Dominion Federal Savings & Loan Association in McLean said yesterday that its earnings dropped 56 percent in its second quarter because of rising interest rates.
William L. Walde, chairman of the institution, said that rising interest rates during the quarter dampened desire for residential loans. He said this "contributed to lower loan fee income and a reduction of loan sales in the secondary market."
Dominion Federal said it earned $1.9 million (37 cents a share), down from $4.3 million (85 cents) in the same period a year ago. For the six months ended Sept. 30, earnings were $4.8 million (94 cents), down 48 percent from $9.3 million ($1.84).
Dominion Federal said it had not adjusted its financial statements to account for the $129 million judgment against it last summer in a lawsuit filed by Penthouse International Ltd. It is appealing the decision in the case, in which Penthouse alleged that the S&L reneged on financing an Atlantic City casino project.
Columbia First Federal Savings and Loan Association of Washington reported earnings of $1.7 million (53 cents) in its fourth quarter, a 46 percent drop from $3.1 million ($1.22) in the same period last year. For its fiscal year, which ended Sept. 30, earnings fell 8 percent, to $7.6 million ($2.33) from $8.2 million ($2.88).
The S&L said one reason for the decrease the was a net increase of $1.7 million in income tax expenses.

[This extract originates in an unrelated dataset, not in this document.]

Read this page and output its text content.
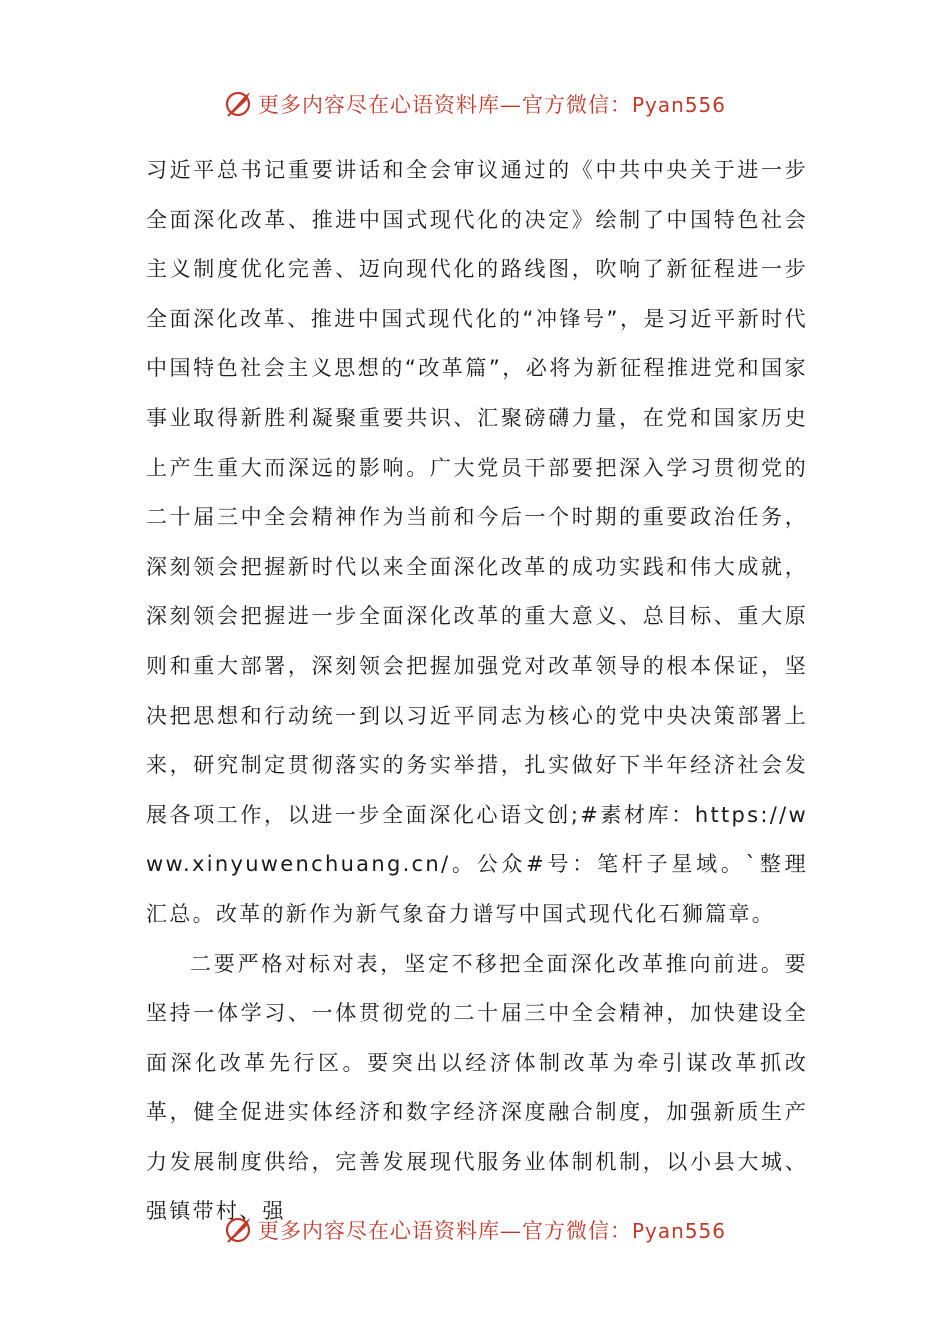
更多内容尽在心语资料库—官方微信：Pyan556

习近平总书记重要讲话和全会审议通过的《中共中央关于进一步全面深化改革、推进中国式现代化的决定》绘制了中国特色社会主义制度优化完善、迈向现代化的路线图，吹响了新征程进一步全面深化改革、推进中国式现代化的“冲锋号”，是习近平新时代中国特色社会主义思想的“改革篇”，必将为新征程推进党和国家事业取得新胜利凝聚重要共识、汇聚磅礴力量，在党和国家历史上产生重大而深远的影响。广大党员干部要把深入学习贯彻党的二十届三中全会精神作为当前和今后一个时期的重要政治任务，深刻领会把握新时代以来全面深化改革的成功实践和伟大成就，深刻领会把握进一步全面深化改革的重大意义、总目标、重大原则和重大部署，深刻领会把握加强党对改革领导的根本保证，坚决把思想和行动统一到以习近平同志为核心的党中央决策部署上来，研究制定贯彻落实的务实举措，扎实做好下半年经济社会发展各项工作，以进一步全面深化心语文创;#素材库：https://www.xinyuwenchuang.cn/。公众#号：笔杆子星域。`整理汇总。改革的新作为新气象奋力谱写中国式现代化石狮篇章。

二要严格对标对表，坚定不移把全面深化改革推向前进。要坚持一体学习、一体贯彻党的二十届三中全会精神，加快建设全面深化改革先行区。要突出以经济体制改革为牵引谋改革抓改革，健全促进实体经济和数字经济深度融合制度，加强新质生产力发展制度供给，完善发展现代服务业体制机制，以小县大城、强镇带村、强

更多内容尽在心语资料库—官方微信：Pyan556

Star Technologies Inc. of Sterling, a supplier of scientific computers, reported earnings of $597,000 (4 cents per share) in its second quarter, down 15.3 percent from $705,000 (5 cents) in the same period a year ago. Revenue for the quarter, which ended Sept. 30, fell 23 percent, to $9.1 million from $11.8 million.
The company attributed the decline in revenue to "delays in receipt of certain orders" and to a decline in shipments of one of its computers to a General Electric Co. division. Star said the lower revenue was partially offset by increased sales to the seismic exploration market.
For the six months, Star reported a 58 percent increase in profit, to $1.3 million (9 cents) from $824,000 (6 cents). Revenue fell 10 percent, to $18.1 million from $20.1 million.
Legg Mason Inc., a Baltimore brokerage, said it earned $3 million (35 cents) in its second quarter, up 36 percent from $2.2 million (32 cents) a year ago. Revenue increased to $56.2 million from $31.9 million. The company said the increases were in part the result of several recent acquisitions.
For the first six months of the year, Legg Mason earned $5.4 million (63 cents), up 10 percent from $5 million (72 cents) a year ago. The per-share figures were skewed by an increase in the number of shares outstanding this year. Revenue rose 64 percent, to $108.6 million from $66.3 million.